Natural Language Inferencing (NLI) Task: Demonstration Using Kaggle Dataset

11 min readMay 19, 2021


Natural Language Inferencing (NLI) task is one of the most important subsets of Natural Language Processing (NLP) which has seen a series of development in recent years. There are standard benchmark publicly available datasets like Stanford Natural Language Inference (SNLI) Corpus, Multi-Genre NLI (MultiNLI) Corpus, etc. which are dedicated to NLI tasks. Few state-of-the-art models trained on these datasets possess decent accuracy.

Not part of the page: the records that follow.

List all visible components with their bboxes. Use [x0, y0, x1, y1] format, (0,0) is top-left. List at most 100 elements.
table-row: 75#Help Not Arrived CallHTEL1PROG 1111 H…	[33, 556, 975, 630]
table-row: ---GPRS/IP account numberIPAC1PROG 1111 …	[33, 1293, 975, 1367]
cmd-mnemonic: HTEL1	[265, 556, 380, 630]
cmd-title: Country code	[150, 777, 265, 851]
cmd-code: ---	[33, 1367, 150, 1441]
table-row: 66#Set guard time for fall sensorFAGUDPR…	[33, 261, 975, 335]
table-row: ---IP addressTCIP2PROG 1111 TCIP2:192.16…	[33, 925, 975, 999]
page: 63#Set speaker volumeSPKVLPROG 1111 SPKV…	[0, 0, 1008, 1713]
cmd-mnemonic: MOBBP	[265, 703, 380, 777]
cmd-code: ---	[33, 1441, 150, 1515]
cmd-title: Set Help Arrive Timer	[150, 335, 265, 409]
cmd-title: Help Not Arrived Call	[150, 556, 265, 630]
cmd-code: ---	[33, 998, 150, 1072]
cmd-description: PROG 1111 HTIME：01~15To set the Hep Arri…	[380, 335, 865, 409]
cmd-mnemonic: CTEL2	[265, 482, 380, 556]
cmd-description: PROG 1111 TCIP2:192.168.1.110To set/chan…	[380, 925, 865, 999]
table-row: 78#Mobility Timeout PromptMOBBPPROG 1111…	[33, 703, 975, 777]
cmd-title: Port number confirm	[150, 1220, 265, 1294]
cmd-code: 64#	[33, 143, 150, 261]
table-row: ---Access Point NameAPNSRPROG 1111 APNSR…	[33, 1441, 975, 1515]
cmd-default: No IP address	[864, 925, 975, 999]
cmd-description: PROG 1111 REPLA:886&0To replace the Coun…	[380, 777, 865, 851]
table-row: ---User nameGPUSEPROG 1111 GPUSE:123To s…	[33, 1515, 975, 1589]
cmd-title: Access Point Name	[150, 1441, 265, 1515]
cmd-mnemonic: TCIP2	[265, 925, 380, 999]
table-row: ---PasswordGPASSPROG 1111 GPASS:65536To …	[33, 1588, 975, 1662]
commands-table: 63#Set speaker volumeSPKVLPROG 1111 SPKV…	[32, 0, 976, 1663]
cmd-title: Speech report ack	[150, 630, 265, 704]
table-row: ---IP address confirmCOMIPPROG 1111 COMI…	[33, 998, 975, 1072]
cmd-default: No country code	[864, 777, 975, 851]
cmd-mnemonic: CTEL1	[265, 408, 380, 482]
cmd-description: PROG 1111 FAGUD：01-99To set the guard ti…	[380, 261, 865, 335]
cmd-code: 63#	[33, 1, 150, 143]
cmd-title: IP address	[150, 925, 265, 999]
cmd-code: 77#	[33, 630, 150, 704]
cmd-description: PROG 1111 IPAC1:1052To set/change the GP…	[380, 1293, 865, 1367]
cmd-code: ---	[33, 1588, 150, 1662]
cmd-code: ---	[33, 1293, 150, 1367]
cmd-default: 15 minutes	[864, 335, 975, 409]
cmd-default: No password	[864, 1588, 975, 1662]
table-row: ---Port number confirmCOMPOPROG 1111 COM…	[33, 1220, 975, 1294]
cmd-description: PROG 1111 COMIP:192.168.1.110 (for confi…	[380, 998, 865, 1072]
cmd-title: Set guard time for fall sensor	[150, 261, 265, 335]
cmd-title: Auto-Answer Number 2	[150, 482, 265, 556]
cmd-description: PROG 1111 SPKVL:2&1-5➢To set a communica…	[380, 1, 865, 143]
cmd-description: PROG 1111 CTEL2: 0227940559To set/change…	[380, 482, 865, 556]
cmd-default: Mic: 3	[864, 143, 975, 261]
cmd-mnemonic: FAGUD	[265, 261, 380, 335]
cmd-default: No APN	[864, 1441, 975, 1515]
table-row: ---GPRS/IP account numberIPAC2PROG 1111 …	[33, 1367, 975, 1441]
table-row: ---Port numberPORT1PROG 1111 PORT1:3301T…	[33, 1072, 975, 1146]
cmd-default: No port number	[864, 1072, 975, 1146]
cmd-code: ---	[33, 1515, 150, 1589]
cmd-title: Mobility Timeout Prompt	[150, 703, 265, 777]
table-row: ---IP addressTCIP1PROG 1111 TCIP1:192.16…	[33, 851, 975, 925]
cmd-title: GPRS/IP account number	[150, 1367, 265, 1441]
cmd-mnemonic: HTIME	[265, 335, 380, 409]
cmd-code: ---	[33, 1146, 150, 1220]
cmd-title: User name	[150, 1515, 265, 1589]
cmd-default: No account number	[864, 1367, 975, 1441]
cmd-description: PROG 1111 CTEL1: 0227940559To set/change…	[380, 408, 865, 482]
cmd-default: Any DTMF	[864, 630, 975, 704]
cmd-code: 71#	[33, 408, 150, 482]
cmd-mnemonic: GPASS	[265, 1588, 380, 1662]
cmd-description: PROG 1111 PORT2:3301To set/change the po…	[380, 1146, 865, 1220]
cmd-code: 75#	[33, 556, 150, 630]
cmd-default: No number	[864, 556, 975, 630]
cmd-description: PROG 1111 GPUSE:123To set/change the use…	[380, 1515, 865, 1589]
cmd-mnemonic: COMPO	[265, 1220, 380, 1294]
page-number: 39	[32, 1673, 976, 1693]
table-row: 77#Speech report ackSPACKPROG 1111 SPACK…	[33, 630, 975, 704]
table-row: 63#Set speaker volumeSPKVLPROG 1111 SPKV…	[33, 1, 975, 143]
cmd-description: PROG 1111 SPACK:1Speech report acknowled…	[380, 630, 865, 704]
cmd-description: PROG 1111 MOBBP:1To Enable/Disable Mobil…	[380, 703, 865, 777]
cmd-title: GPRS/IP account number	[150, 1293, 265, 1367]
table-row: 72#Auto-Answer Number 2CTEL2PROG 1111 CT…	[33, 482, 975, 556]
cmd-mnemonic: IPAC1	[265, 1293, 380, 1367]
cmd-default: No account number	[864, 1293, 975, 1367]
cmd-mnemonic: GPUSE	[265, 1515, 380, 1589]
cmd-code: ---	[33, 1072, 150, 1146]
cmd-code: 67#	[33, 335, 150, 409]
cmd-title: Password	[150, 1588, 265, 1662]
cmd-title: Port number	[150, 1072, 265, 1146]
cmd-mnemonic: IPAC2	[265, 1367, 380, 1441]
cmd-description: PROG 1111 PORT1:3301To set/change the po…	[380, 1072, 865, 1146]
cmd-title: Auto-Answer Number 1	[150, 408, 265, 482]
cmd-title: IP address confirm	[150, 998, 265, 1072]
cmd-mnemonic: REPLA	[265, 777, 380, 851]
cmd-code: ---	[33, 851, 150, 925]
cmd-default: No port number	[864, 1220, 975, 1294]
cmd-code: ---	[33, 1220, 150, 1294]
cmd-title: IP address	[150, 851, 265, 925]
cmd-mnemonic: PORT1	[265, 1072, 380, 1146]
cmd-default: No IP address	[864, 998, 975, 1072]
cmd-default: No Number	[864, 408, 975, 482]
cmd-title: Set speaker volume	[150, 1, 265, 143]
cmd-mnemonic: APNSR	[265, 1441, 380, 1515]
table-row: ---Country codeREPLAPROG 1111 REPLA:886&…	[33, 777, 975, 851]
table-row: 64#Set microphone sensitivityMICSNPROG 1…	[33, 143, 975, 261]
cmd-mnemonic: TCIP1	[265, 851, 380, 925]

In this blog I will start with briefing the reader about NLI terminologies, applications of NLI, NLI state-of-the-art model architectures and eventually demonstrate the NLI task using Kaggle Contradictory My Dear Watson Challenge Dataset by the end.


· Basics of NLP

· Moderate Python coding

What is NLI?

Natural Language Inference which is also known as Recognizing Textual Entailment (RTE) is a task of determining whether the given “hypothesis” and “premise” logically follow (entailment) or unfollow (contradiction) or are undetermined (neutral) to each other. For example, let us consider hypothesis as “The game is played by only males” and premise as “Female players are playing the game”. The task of NLI model is to predict whether the two sentences are either entailment, contradiction, or neutral. In this case, it is a contradiction.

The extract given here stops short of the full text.